Pro tip: add a changelog.md to your vault root. Every time you compile a new wiki or update an existing one, log the date and what changed. Karpathy recommends a consistent prefix format like ## [2026-04-05] ingest | Article Title so the log becomes parseable with standard unix tools. This gives you (and the LLM) a timeline of how the knowledge base has evolved.

What This Gets Right That Traditional RAG Gets Wrong

After running both systems in parallel for a week -- my old vector-based RAG pipeline on the same dataset alongside the Karpathy-style wiki -- I noticed three specific advantages that aren't obvious until you've used both.

The synthesis advantage. When I asked my vector RAG system "What are the trade-offs between centralized and decentralized agent orchestration?", it returned five chunks from three different documents. The chunks were relevant, but I had to mentally synthesize them myself. The wiki system had already done that synthesis during compilation. The article on orchestration patterns laid out the trade-offs in a structured comparison, drawing from the same source documents but presenting them as a coherent argument rather than fragments.

The discovery advantage. The wiki's backlink structure surfaces connections you didn't ask about. When I queried the wiki system about memory architectures, the answer referenced a backlink to a concept in the "tool use patterns" wiki that I hadn't connected mentally. The backlink existed because the LLM, during compilation, noticed that the memory persistence problem in agents is structurally similar to the state management problem in tool chains. Vector search doesn't find these connections because they're not lexically similar -- they're conceptually related at a level that requires understanding, not matching.
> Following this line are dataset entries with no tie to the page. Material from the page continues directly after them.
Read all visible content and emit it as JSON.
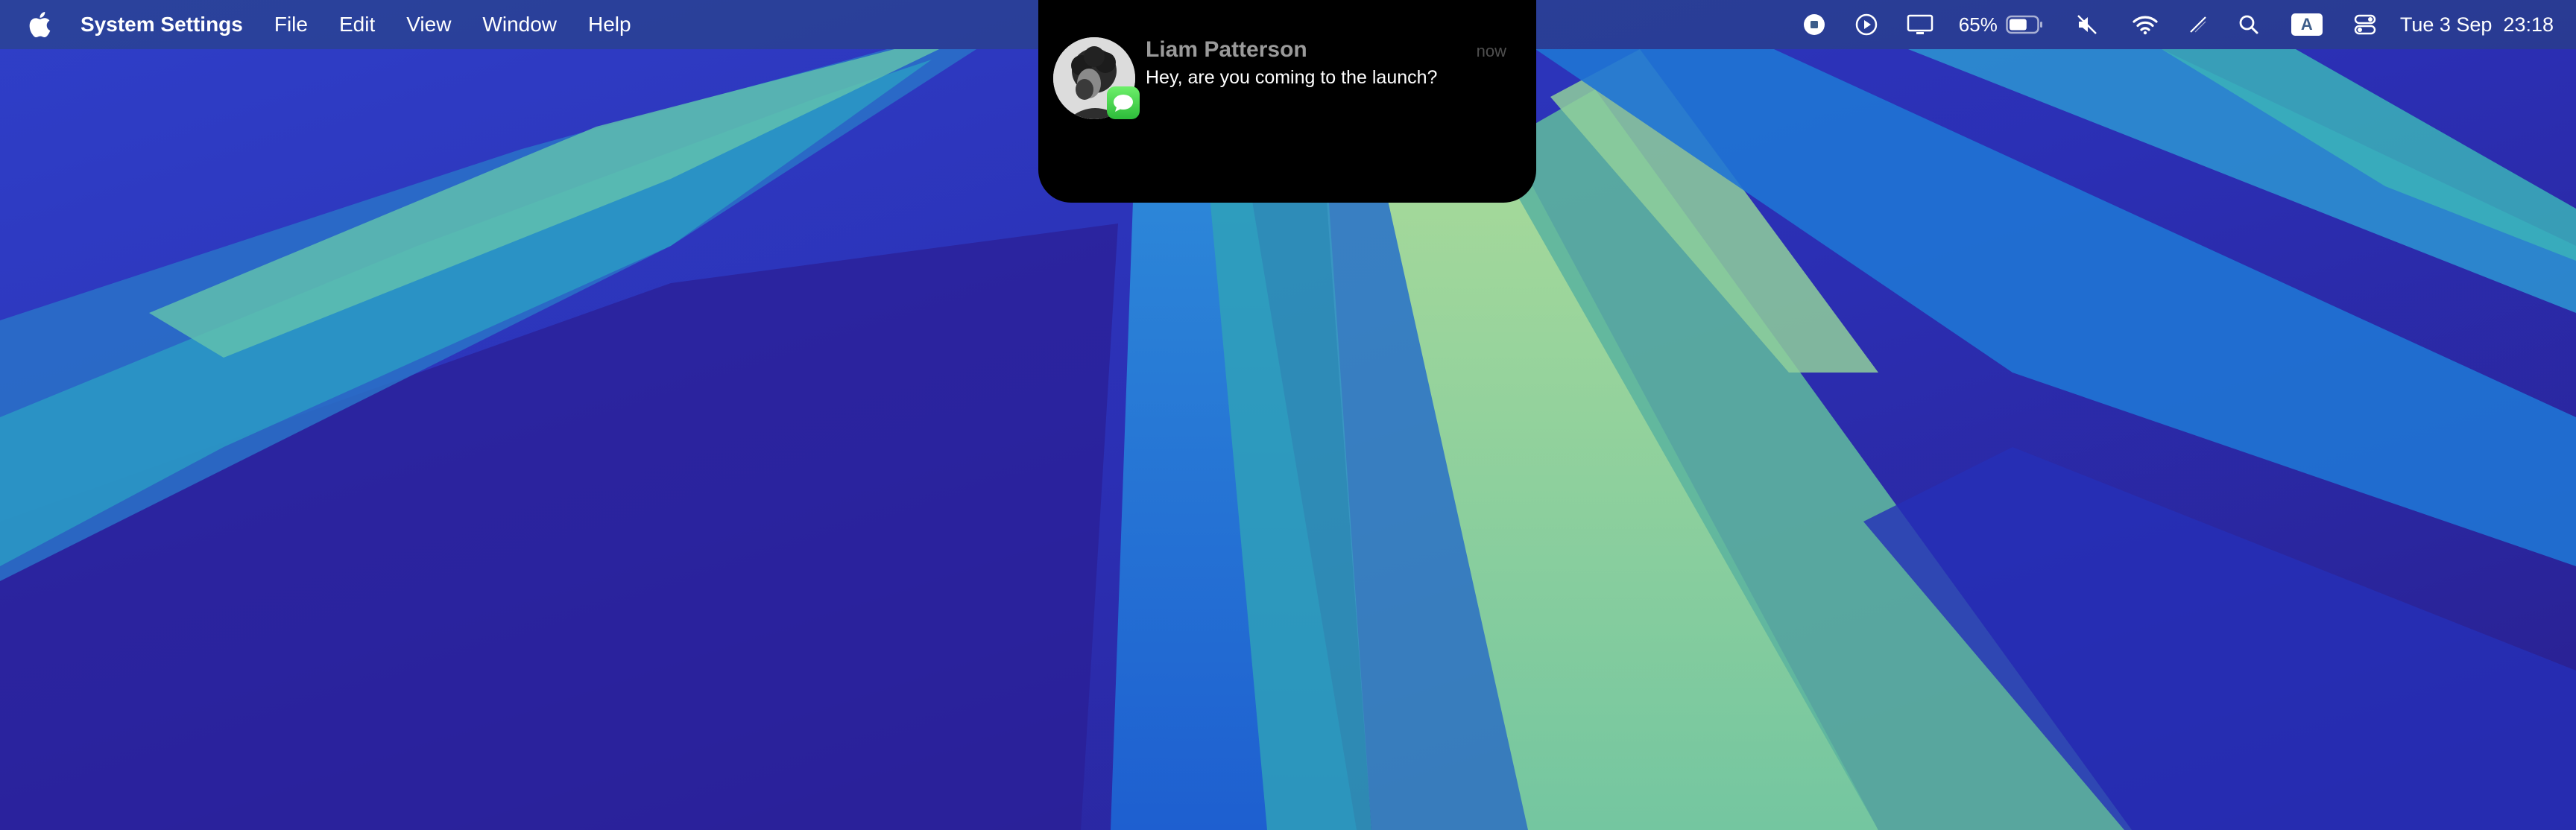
{
  "menubar": {
    "apple_icon": "apple-logo-icon",
    "app_name": "System Settings",
    "menus": [
      "File",
      "Edit",
      "View",
      "Window",
      "Help"
    ],
    "status": {
      "screen_record_icon": "stop-recording-icon",
      "play_icon": "play-circle-icon",
      "display_icon": "display-icon",
      "battery_percent": "65%",
      "battery_level": 0.65,
      "mute_icon": "speaker-muted-icon",
      "wifi_icon": "wifi-icon",
      "slash_icon": "pencil-slash-icon",
      "search_icon": "spotlight-search-icon",
      "input_source": "A",
      "control_center_icon": "control-center-icon",
      "datetime": "Tue 3 Sep  23:18"
    }
  },
  "notification": {
    "sender": "Liam Patterson",
    "time": "now",
    "message": "Hey, are you coming to the launch?",
    "app_badge_icon": "messages-app-icon",
    "avatar_icon": "contact-avatar"
  },
  "colors": {
    "menubar_bg": "#3d5d8a",
    "notification_bg": "#000000",
    "messages_green": "#34c759",
    "wallpaper_blue": "#2d2fb0",
    "wallpaper_green": "#9cd19a"
  }
}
The transparency advantage. When the wiki system gives me an answer, I can open the source articles in Obsidian and read them myself. I can see what the LLM synthesized from, I can check if the synthesis is accurate, I can correct it if it's wrong. With vector RAG, I get chunks and similarity scores. Debugging why the system gave a bad answer means digging through embeddings and retrieval logs. With the wiki system, I open a markdown file and read it. The debugging surface is human-readable text.

If you'd rather have someone build out a full LLM knowledge base system customized for your specific research workflow, I take on exactly these kinds of AI infrastructure projects. You can see what I've built at fiverr.com/s/EgxYmWD.

The Honest Limitations -- Where This Approach Breaks Down

I'd be doing you a disservice if I didn't lay out the boundaries clearly. Karpathy's system is brilliant for its intended use case, but it has real constraints that matter.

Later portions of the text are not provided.